Support Questions

Find answers, ask questions, and share your expertise
Announcements
Celebrating as our community reaches 100,000 members! Thank you!

yarn local dirs + safety moving the local dir to Data mount points

avatar

hi all

We have ambari cluster with 134 DATANODE machines,

in YARN --> CONFIG

yarn.nodemanager.local-dirs 

configured as the following:

/var/hadoop/yarn/local,/grid/sdb/hadoop/yarn/local,/grid/sdc/hadoop/yarn/local,/grid/sdd/hadoop/yarn/local,/grid/sde/hadoop/yarn/local,/grid/sdf/hadoop/yarn/local

we want to remove the - /var/hadoop/yarn/local

from the configuration , and that required also YARN restart and maybe other services restart

we intend to do this action to avoid writing to the local disk ( /var )

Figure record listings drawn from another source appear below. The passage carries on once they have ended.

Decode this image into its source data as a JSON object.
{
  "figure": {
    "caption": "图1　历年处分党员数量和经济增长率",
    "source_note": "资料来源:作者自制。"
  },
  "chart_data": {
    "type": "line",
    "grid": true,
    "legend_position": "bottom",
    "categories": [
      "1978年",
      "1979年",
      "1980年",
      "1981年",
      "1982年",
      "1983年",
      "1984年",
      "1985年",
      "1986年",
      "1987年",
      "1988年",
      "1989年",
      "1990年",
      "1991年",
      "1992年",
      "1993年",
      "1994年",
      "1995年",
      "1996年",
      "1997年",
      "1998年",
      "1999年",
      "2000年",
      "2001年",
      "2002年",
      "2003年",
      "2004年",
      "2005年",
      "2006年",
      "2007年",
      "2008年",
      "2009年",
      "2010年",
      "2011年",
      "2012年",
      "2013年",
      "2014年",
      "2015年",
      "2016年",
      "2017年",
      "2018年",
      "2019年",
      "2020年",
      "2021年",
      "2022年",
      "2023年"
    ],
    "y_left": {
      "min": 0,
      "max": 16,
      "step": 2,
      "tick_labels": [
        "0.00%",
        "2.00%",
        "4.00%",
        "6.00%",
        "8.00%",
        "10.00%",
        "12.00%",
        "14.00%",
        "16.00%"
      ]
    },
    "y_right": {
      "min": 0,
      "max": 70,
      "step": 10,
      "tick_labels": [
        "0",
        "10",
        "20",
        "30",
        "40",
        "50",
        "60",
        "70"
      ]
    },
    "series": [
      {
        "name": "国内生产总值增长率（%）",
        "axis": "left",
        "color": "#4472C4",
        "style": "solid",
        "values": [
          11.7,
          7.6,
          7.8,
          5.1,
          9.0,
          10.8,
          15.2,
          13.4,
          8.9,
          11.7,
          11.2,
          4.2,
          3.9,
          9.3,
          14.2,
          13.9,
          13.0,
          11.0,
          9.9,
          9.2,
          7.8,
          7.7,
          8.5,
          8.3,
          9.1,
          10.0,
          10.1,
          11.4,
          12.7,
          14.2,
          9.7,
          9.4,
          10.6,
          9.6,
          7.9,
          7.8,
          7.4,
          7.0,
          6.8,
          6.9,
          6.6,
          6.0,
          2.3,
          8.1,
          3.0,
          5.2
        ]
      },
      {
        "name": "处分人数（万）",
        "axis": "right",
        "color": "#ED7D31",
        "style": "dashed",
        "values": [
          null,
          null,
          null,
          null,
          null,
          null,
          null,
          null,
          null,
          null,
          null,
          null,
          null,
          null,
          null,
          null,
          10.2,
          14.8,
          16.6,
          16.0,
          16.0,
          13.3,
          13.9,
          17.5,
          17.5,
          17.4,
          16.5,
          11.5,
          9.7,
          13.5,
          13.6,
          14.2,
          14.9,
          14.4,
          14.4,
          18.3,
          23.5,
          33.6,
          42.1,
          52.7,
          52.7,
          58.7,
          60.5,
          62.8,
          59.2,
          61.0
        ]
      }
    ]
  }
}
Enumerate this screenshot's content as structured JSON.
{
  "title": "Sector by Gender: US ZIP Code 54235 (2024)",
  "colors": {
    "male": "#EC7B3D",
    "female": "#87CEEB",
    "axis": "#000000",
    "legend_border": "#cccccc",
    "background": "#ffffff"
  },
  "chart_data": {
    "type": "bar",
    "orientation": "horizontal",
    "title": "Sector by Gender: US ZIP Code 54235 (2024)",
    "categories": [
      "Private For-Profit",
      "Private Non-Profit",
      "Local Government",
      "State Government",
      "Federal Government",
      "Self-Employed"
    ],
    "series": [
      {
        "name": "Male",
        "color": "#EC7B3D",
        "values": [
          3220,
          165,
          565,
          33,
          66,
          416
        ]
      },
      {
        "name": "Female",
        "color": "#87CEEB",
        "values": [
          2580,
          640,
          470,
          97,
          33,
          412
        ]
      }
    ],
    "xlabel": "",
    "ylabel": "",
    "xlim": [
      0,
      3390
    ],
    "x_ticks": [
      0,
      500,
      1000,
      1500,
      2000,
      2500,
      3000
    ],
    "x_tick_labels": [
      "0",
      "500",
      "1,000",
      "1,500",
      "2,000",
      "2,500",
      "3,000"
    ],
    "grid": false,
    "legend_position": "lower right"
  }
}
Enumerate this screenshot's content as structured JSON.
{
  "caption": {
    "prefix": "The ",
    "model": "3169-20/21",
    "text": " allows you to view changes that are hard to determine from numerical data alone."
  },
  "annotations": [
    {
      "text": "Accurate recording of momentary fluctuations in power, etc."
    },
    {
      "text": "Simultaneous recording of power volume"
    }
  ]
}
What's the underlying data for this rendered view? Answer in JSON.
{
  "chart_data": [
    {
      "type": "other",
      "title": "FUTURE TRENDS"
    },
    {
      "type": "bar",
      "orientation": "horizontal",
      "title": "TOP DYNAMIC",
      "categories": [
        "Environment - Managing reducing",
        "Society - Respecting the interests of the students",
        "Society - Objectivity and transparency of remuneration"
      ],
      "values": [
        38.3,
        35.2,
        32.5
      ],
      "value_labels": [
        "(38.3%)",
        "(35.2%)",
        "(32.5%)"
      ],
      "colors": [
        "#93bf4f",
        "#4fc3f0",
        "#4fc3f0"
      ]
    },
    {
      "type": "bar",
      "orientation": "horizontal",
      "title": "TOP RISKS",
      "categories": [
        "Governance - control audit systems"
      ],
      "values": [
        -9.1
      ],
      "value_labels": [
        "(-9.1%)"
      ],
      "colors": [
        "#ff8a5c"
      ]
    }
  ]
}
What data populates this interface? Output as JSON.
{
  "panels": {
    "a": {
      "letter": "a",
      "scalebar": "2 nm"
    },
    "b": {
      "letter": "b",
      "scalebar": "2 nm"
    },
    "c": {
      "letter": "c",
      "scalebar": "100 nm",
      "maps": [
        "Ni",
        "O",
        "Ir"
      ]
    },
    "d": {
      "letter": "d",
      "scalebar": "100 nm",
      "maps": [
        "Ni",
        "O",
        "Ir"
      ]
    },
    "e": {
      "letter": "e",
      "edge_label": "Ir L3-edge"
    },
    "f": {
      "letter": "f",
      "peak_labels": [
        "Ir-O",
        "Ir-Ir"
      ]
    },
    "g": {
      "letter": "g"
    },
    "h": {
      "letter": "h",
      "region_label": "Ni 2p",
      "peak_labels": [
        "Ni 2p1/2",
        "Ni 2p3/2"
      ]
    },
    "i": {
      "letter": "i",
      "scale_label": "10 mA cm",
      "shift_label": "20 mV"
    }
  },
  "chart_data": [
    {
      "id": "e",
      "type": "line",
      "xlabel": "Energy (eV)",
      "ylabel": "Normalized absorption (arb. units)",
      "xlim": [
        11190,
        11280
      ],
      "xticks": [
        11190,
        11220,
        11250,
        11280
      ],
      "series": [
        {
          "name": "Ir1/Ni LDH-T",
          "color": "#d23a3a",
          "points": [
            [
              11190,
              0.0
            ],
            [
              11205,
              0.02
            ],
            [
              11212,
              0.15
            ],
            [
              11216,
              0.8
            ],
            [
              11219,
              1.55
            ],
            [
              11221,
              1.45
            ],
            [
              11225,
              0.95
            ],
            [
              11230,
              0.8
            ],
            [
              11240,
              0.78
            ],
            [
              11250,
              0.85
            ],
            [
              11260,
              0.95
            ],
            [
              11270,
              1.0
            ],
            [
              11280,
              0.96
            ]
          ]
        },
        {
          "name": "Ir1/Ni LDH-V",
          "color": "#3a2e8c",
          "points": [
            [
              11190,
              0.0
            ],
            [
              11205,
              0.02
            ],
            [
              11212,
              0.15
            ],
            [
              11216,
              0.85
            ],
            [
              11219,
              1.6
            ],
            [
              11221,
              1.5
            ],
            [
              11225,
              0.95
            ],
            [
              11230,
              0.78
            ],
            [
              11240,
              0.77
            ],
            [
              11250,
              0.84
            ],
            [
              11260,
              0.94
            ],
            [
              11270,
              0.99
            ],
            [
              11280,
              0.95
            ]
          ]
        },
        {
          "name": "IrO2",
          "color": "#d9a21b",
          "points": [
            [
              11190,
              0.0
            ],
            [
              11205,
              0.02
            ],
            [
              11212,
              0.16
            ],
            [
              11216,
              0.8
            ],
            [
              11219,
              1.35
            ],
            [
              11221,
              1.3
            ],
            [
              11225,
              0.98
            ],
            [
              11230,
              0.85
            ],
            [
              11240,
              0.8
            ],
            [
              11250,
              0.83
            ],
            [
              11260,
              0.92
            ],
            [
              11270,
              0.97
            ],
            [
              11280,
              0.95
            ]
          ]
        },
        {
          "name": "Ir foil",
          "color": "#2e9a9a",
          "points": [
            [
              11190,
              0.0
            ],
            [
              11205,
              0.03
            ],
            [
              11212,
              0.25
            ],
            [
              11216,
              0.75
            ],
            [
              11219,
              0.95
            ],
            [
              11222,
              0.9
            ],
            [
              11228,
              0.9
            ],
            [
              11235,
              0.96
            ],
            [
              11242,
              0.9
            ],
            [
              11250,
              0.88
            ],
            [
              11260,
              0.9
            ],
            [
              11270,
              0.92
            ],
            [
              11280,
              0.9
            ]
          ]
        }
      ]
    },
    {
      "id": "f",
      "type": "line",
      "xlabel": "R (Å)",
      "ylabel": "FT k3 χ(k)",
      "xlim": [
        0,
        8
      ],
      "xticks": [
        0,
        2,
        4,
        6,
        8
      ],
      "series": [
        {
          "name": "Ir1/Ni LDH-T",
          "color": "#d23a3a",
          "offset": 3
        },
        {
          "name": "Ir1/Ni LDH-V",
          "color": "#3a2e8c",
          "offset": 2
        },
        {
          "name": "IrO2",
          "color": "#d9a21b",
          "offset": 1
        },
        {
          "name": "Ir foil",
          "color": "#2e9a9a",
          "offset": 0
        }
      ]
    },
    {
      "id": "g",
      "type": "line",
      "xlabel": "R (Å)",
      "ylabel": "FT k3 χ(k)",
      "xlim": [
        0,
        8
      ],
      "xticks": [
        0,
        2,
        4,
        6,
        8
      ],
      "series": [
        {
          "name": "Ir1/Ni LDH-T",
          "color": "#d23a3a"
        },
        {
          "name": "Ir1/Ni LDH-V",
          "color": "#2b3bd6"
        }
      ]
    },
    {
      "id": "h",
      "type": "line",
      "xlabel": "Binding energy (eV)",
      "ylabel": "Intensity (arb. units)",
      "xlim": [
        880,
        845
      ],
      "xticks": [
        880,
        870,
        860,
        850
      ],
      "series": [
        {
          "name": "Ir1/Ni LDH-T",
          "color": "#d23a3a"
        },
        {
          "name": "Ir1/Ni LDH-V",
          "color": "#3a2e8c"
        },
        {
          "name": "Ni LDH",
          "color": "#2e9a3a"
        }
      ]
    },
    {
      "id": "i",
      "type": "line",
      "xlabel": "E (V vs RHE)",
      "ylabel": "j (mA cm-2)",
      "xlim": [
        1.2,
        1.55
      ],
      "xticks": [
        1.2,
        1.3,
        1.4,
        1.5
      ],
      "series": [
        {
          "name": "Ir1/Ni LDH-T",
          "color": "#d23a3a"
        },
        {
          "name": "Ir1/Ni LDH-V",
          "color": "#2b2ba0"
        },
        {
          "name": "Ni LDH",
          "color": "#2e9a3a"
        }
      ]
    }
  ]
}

since we have 143 data-node machines in our ambari cluster

we worry about this action of removing the line /var/hadoop/yarn/local from yarn.nodemanager.local-dirs ,

or maybe we can do it safety ?

we will happy to get hortonworks opinion

we know that generally not a good idea to use /hadoop/yarn/local for yarn.nodemanager.log-dirs which are container logs. Typically, we prefer to direct only these logs to all the Data mount points (like /grid/sdb/hadoop/yarn/local ).

Michael-Bronson
1 ACCEPTED SOLUTION

avatar
Master Collaborator

@Michael Bronson After configuration changes, it's safe to restart required services, those restart will make necessary new changes into the system. In our case, yarn.nodemanager.local-dirs will point out to new location /grid/sdb/hadoop/yarn/local instead of old location /var/hadoop/yarn/local . In short, restart will not cause any issue either after delete old files or after change in YARN configuration. I hope this answered your concerns.

View solution in original post

3 REPLIES 3

avatar
Master Collaborator

@Michael Bronson

Yes true, similarly it's not a good idea to use /var for yarn.nodemanager.local-dirs which are container local. Typically, you can direct these to all the data mount points (like /grid/sdb/hadoop/yarn/local). Same thing for yarn logs (/grid/sdb/hadoop/yarn/log) yarn.nodemanager.log-dirs. This can help with reducing all your IO going to your OS disk (where you typically have /var). You can take a look at http://hortonworks.com/blog/resource-localization-in-yarn-deep-dive/

I hope that the above answers your questions. Please accept the answer you found most useful.

avatar

thank you , but one of my question was about to change the YARN configuration by delete the - /var/hadoop/yarn/local , from YARN , so after that as you know YARN required restart and we need to do it but will little worry if restart will failed because this changes , or maybe it is safe to do this change , what is your opinion ?

Michael-Bronson

avatar
Master Collaborator

@Michael Bronson After configuration changes, it's safe to restart required services, those restart will make necessary new changes into the system. In our case, yarn.nodemanager.local-dirs will point out to new location /grid/sdb/hadoop/yarn/local instead of old location /var/hadoop/yarn/local . In short, restart will not cause any issue either after delete old files or after change in YARN configuration. I hope this answered your concerns.